Por força da intervenção, nos últimos tempos, da Fiscalização do Ministério das Pescas e da Marinha de Guerra Angolana, a actividade desses barcos piratas de grande porte, dotados de sistema de captura, transformação e processamento do pescado, diminuiu.
A acção criminosa protagonizada por embarcações piratas, na sua maioria estrangeira, tem deixado marcas profundas nos dias que correm.Como se disse, a Baía dos Tigres foi completamente abandonada há mais de vinte anos. Era, por exemplo, local que albergava muitos ex-reclusos, depois de estes cumprirem penas de prisão no antigo centro prisional de São Nicolau, actualmente conhecido como centro prisional do Bentiaba.  Mas ainda assim, houve quem optasse por ficar, mesmo sabendo de todo o mar de dificuldades, agravado com a ruptura da tubagem submersa que então ligava a ilha ao continente, transportando água desde a foz do Rio Cunene. O precioso líquido ficava acondicionado em dois depósitos subterrâneos.

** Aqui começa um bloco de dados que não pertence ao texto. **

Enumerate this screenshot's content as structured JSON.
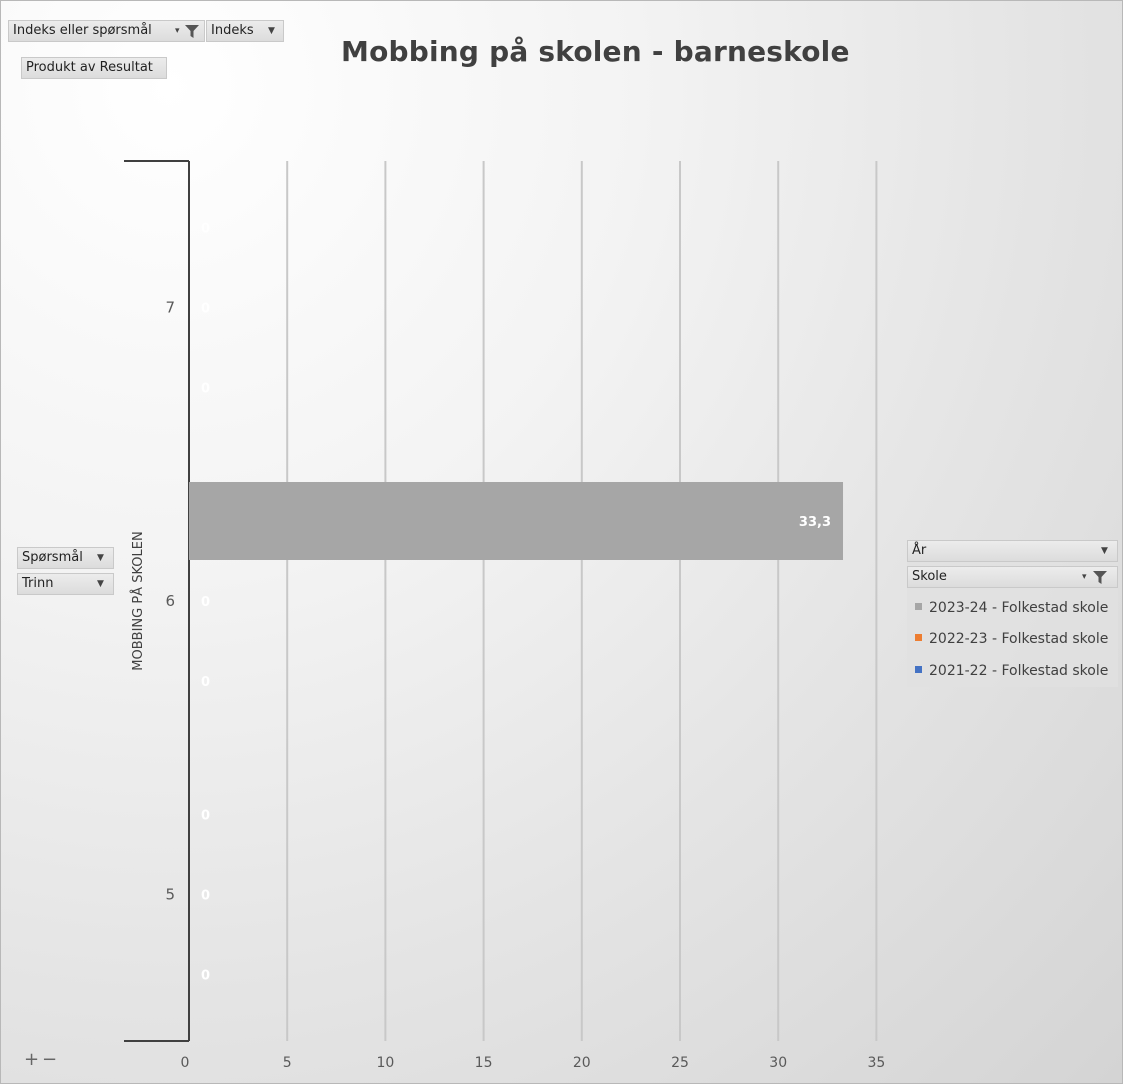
{
  "controls": {
    "filter_field_1": "Indeks eller spørsmål",
    "filter_field_2": "Indeks",
    "value_field": "Produkt av Resultat",
    "row_field_1": "Spørsmål",
    "row_field_2": "Trinn",
    "legend_field_1": "År",
    "legend_field_2": "Skole",
    "zoom_in": "+",
    "zoom_out": "−"
  },
  "colors": {
    "series_2023_24": "#a6a6a6",
    "series_2022_23": "#ed7d31",
    "series_2021_22": "#4472c4",
    "gridline": "#c8c8c8",
    "axis": "#404040"
  },
  "chart_data": {
    "type": "bar",
    "orientation": "horizontal",
    "title": "Mobbing på skolen - barneskole",
    "xlabel": "",
    "ylabel": "MOBBING PÅ SKOLEN",
    "xlim": [
      0,
      35
    ],
    "xticks": [
      0,
      5,
      10,
      15,
      20,
      25,
      30,
      35
    ],
    "grid": true,
    "legend_position": "right",
    "categories": [
      "7",
      "6",
      "5"
    ],
    "series": [
      {
        "name": "2023-24 - Folkestad skole",
        "values": [
          0,
          33.3,
          0
        ],
        "labels": [
          "0",
          "33,3",
          "0"
        ]
      },
      {
        "name": "2022-23 - Folkestad skole",
        "values": [
          0,
          0,
          0
        ],
        "labels": [
          "0",
          "0",
          "0"
        ]
      },
      {
        "name": "2021-22 - Folkestad skole",
        "values": [
          0,
          0,
          0
        ],
        "labels": [
          "0",
          "0",
          "0"
        ]
      }
    ]
  }
}
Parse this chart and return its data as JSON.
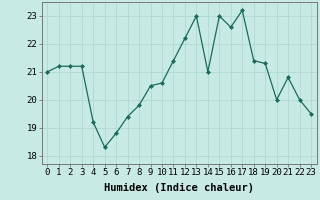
{
  "x": [
    0,
    1,
    2,
    3,
    4,
    5,
    6,
    7,
    8,
    9,
    10,
    11,
    12,
    13,
    14,
    15,
    16,
    17,
    18,
    19,
    20,
    21,
    22,
    23
  ],
  "y": [
    21.0,
    21.2,
    21.2,
    21.2,
    19.2,
    18.3,
    18.8,
    19.4,
    19.8,
    20.5,
    20.6,
    21.4,
    22.2,
    23.0,
    21.0,
    23.0,
    22.6,
    23.2,
    21.4,
    21.3,
    20.0,
    20.8,
    20.0,
    19.5
  ],
  "line_color": "#1a6b5a",
  "marker": "D",
  "marker_size": 2,
  "bg_color": "#c8eae4",
  "grid_color": "#b0d8d0",
  "xlabel": "Humidex (Indice chaleur)",
  "ylim": [
    17.7,
    23.5
  ],
  "xlim": [
    -0.5,
    23.5
  ],
  "yticks": [
    18,
    19,
    20,
    21,
    22,
    23
  ],
  "xticks": [
    0,
    1,
    2,
    3,
    4,
    5,
    6,
    7,
    8,
    9,
    10,
    11,
    12,
    13,
    14,
    15,
    16,
    17,
    18,
    19,
    20,
    21,
    22,
    23
  ],
  "xlabel_fontsize": 7.5,
  "tick_fontsize": 6.5
}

Quando a reserva de água acabou, a Baía ficou completamente despovoada, e consequentemente isolada do resto da província, o que provocou à ilha duras consequências com características marcantes que são visíveis até hoje, como o seu abandono total.
Dados de 1973 apontavam para a existência, na Baía dos Tigres, de 400 casas habitadas por 1.068 pessoas, que se dedicavam à pesca. É com base nessa realidade que, a partir de 1999, o governo da província do Namibe iniciou um estudo minucioso da Baía dos Tigres, com vista a sua recuperação, no quadro do seu programa de desenvolvimento socioeconómico, que não logrou êxito for falta de financiamento.
No sector das pescas, principal actividade económica da Baía dos Tigres, para além do turismo, é necessária a recuperação e reabilitação de todo o parque industrial, constituído por 14 fábricas de processamento de pescado, das quais sete de farinha e óleo de peixe.

Fama da Ilha vem nos tempos coloniais

A Baía dos Tigres que, nos mapas ingleses, figura sob a denominação de “Great Fish Bay” (Grande Baía dos Peixes), era reentrância costeira de consideráveis dimensões.Tida como a maior de todas as baías da costa namibense, era constituída por um enorme “saco”, com a entrada voltada para o Norte, separada do mar por uma península arenosa de 26 quilómetros de comprimento. Está situada, aproximadamente, a 100 milhas a sul do Namibe. Reza a história que foi descoberta, tal como o Tômbwa, por Diogo Cão, em 1485, na sua terceira viagem ao longo da costa africana, por determinação do Rei D. João II.